This is Part 1 of the conclusion to 15 year old male CC: fall from vehicle.
Lots of great comments, including an unexpected sidebar discussion on appropriate C-spine clearance! All of our cases on EMS 12-Lead have been altered from their original form to protect patient and provider privacy and it appears I changed things enough to give a different focus. So let's quickly touch on the consideration of spinal immobilization in this case.
Given an alert and oriented patient, normal neurological exam, negative pain to the C-/T-/L-spine, no distracting injuries, and no intoxication, it is not unreasonable to forgo immobilization in this patient. When our story contradicts our patient presentation, we should find the middle ground. Given our physical findings consistent with a more moderate mechanism an unstable spinal injury is unlikely. Yet, given provider suspicion it is also not unreasonable to place this patient into spinal immobilization. I think you can sell it either way.
However, the patient presentation in this instance was meant to be a distraction for our readers! Let's revisit the first strip to see why:
We've only got one lead, and as some commentors noted there is a lot of artifact. However, lead II has some clear parts with interesting findings that one of the crew members marked up!

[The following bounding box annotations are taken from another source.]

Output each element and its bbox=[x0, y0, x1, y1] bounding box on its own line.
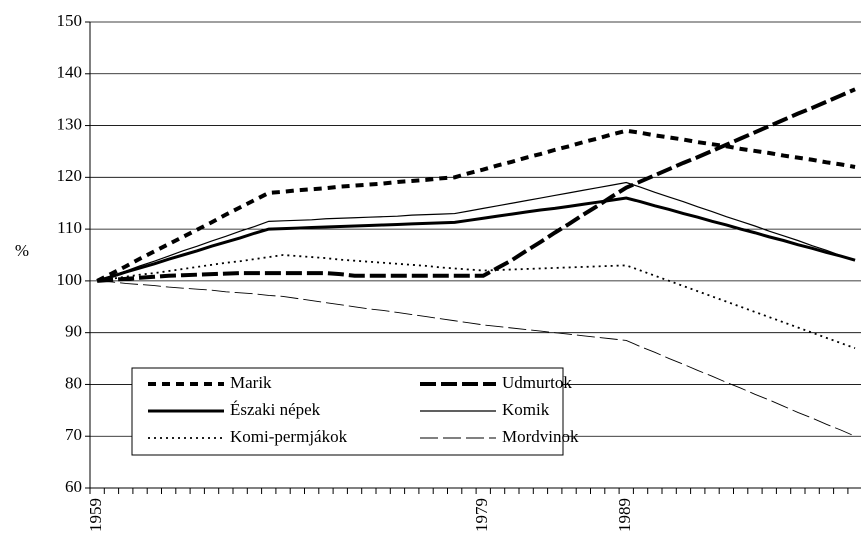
legend-label: Északi népek bbox=[230, 400, 321, 419]
legend-label: Mordvinok bbox=[502, 427, 579, 446]
legend-label: Komi-permjákok bbox=[230, 427, 348, 446]
y-axis-label: % bbox=[15, 241, 29, 260]
data-line bbox=[97, 280, 856, 437]
x-tick-label: 1959 bbox=[86, 498, 105, 532]
data-line bbox=[96, 181, 856, 282]
y-tick-label: 60 bbox=[65, 477, 82, 496]
data-line bbox=[96, 196, 856, 283]
x-tick-label: 1989 bbox=[615, 498, 634, 532]
y-tick-label: 80 bbox=[65, 373, 82, 392]
data-line bbox=[97, 254, 856, 350]
y-tick-label: 130 bbox=[57, 114, 83, 133]
y-tick-label: 100 bbox=[57, 270, 83, 289]
data-line bbox=[96, 128, 856, 283]
legend-label: Komik bbox=[502, 400, 550, 419]
y-tick-label: 90 bbox=[65, 322, 82, 341]
y-tick-label: 150 bbox=[57, 11, 83, 30]
y-tick-label: 110 bbox=[57, 218, 82, 237]
x-tick-label: 1979 bbox=[472, 498, 491, 532]
y-tick-label: 70 bbox=[65, 425, 82, 444]
legend-label: Udmurtok bbox=[502, 373, 572, 392]
y-tick-label: 140 bbox=[57, 63, 83, 82]
y-tick-label: 120 bbox=[57, 166, 83, 185]
legend-label: Marik bbox=[230, 373, 272, 392]
data-line bbox=[97, 87, 856, 283]
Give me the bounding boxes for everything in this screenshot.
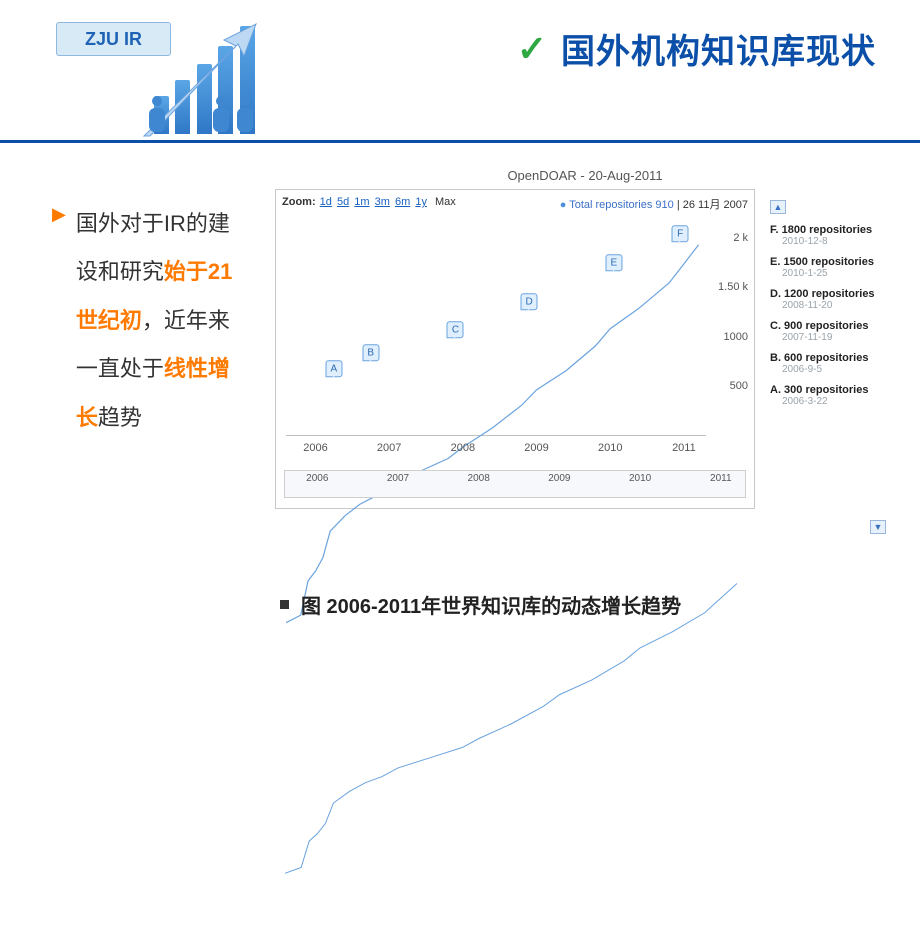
x-axis-labels: 2006 2007 2008 2009 2010 2011 bbox=[286, 442, 706, 460]
x-tick: 2011 bbox=[672, 442, 696, 454]
legend-down-icon: ▼ bbox=[870, 520, 886, 534]
x-tick: 2009 bbox=[524, 442, 548, 454]
mini-x-tick: 2007 bbox=[387, 473, 409, 484]
check-icon: ✓ bbox=[517, 28, 547, 70]
x-tick: 2010 bbox=[598, 442, 622, 454]
x-tick: 2007 bbox=[377, 442, 401, 454]
legend-item: E. 1500 repositories2010-1-25 bbox=[770, 256, 900, 279]
body-paragraph: 国外对于IR的建设和研究始于21世纪初，近年来一直处于线性增长趋势 bbox=[76, 200, 242, 442]
chart-marker-C: C bbox=[447, 322, 464, 339]
header-divider bbox=[0, 140, 920, 143]
zoom-option-1m[interactable]: 1m bbox=[354, 196, 369, 208]
mini-x-tick: 2006 bbox=[306, 473, 328, 484]
zoom-option-5d[interactable]: 5d bbox=[337, 196, 349, 208]
figure-caption: 图 2006-2011年世界知识库的动态增长趋势 bbox=[280, 590, 681, 619]
body-text-block: ▶ 国外对于IR的建设和研究始于21世纪初，近年来一直处于线性增长趋势 bbox=[52, 200, 242, 442]
zoom-links: Zoom: 1d 5d 1m 3m 6m 1y Max bbox=[282, 196, 456, 212]
chart-status: ● Total repositories 910 | 26 11月 2007 bbox=[560, 196, 748, 212]
zoom-option-3m[interactable]: 3m bbox=[375, 196, 390, 208]
y-tick: 500 bbox=[730, 380, 748, 392]
x-tick: 2008 bbox=[451, 442, 475, 454]
chart-marker-B: B bbox=[362, 344, 379, 361]
triangle-bullet-icon: ▶ bbox=[52, 204, 66, 225]
mini-x-tick: 2011 bbox=[710, 473, 732, 484]
chart-title: OpenDOAR - 20-Aug-2011 bbox=[275, 168, 895, 183]
zoom-option-6m[interactable]: 6m bbox=[395, 196, 410, 208]
chart-marker-E: E bbox=[605, 255, 622, 272]
mini-x-tick: 2008 bbox=[468, 473, 490, 484]
zoom-option-1y[interactable]: 1y bbox=[415, 196, 427, 208]
legend-item: F. 1800 repositories2010-12-8 bbox=[770, 224, 900, 247]
chart-box: Zoom: 1d 5d 1m 3m 6m 1y Max ● Total repo… bbox=[275, 189, 755, 509]
x-tick: 2006 bbox=[303, 442, 327, 454]
zoom-bar: Zoom: 1d 5d 1m 3m 6m 1y Max ● Total repo… bbox=[282, 196, 748, 212]
chart-marker-F: F bbox=[672, 225, 689, 242]
chart-marker-A: A bbox=[325, 360, 342, 377]
slide-title: 国外机构知识库现状 bbox=[561, 24, 876, 73]
zoom-option-1d[interactable]: 1d bbox=[320, 196, 332, 208]
y-tick: 1000 bbox=[724, 331, 748, 343]
legend-item: D. 1200 repositories2008-11-20 bbox=[770, 288, 900, 311]
mini-x-tick: 2009 bbox=[548, 473, 570, 484]
square-bullet-icon bbox=[280, 600, 289, 609]
chart-marker-D: D bbox=[521, 293, 538, 310]
legend-item: C. 900 repositories2007-11-19 bbox=[770, 320, 900, 343]
mini-x-tick: 2010 bbox=[629, 473, 651, 484]
y-axis-labels: 2 k 1.50 k 1000 500 bbox=[710, 218, 750, 436]
legend-item: B. 600 repositories2006-9-5 bbox=[770, 352, 900, 375]
y-tick: 2 k bbox=[733, 232, 748, 244]
slide-title-area: ✓ 国外机构知识库现状 bbox=[517, 24, 876, 73]
chart-legend: ▲ F. 1800 repositories2010-12-8 E. 1500 r… bbox=[770, 200, 900, 416]
legend-up-icon: ▲ bbox=[770, 200, 786, 214]
legend-item: A. 300 repositories2006-3-22 bbox=[770, 384, 900, 407]
header-decoration bbox=[140, 10, 290, 140]
y-tick: 1.50 k bbox=[718, 281, 748, 293]
mini-timeline: 2006 2007 2008 2009 2010 2011 bbox=[284, 470, 746, 498]
plot-region: A B C D E F bbox=[286, 218, 706, 436]
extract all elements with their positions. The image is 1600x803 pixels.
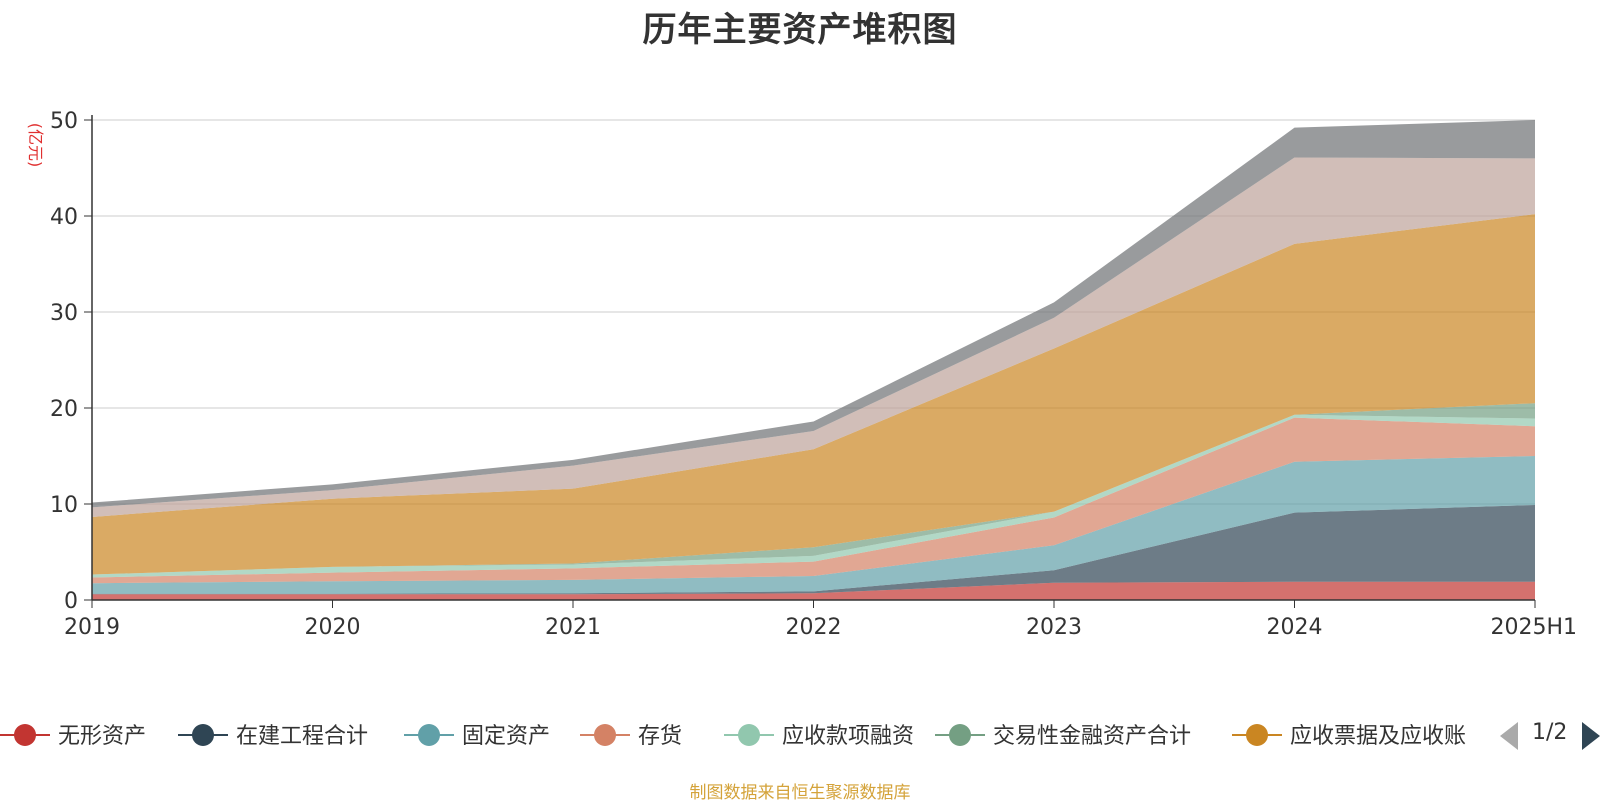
y-tick-label: 40 (50, 205, 78, 230)
area-series-7 (92, 214, 1535, 575)
legend-label: 存货 (638, 724, 683, 749)
x-tick-label: 2023 (1026, 615, 1082, 640)
legend-label: 在建工程合计 (236, 724, 369, 749)
area-series-1 (92, 581, 1535, 600)
legend-circle-icon (738, 724, 760, 746)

We can see regular atrial activity and regular ventricular activity, yet it seems off. Many readers pointed out the likely cause is a 1st Degree AVB with artifact. Based on this strip alone that is the most reasonable explanation. However, as everyone pointed out, it would be prudent to get a cleaner strip and a 12-Lead to confirm our suspicion.
At first glance, our next strip points to uncomplicated 1st Degree AVB. However, as one of my instructors often pointed out, "the PR-interval will not progressively shorten." A closer look at the second strip shows a progressively shortening PRi which eventually prolongates again!
This cannot be an uncomplicated 1st Degree AVB.
By our third strip it is obvious we have something more than a simple prolonged PRi. Leads II and III show hidden P-waves marching out from underneath the QRS complexes. We now have more P-waves than QRS complexes, leaving us with at least a 2nd Degree AVB or a 3rd Degree AVB.
The next two strips were sent in but not included in the original discussion, however, I hope they foster additional discussion as to which high-degree AV block is present.
In the above strip, compare leads II and III closely. Contrast that with your findings in the below strip:
- Given our findings does the argument for a 1st Degree AVB still stand?
- Is a 2nd Degree AVB or 3rd Degree AVB present? Could both be present?
- If it is a 3rd Degree AVB is it complete or is there occasional capture?
- Is it reasonable that our patient's traumatic injury is the cause of these isolated findings on the ECG?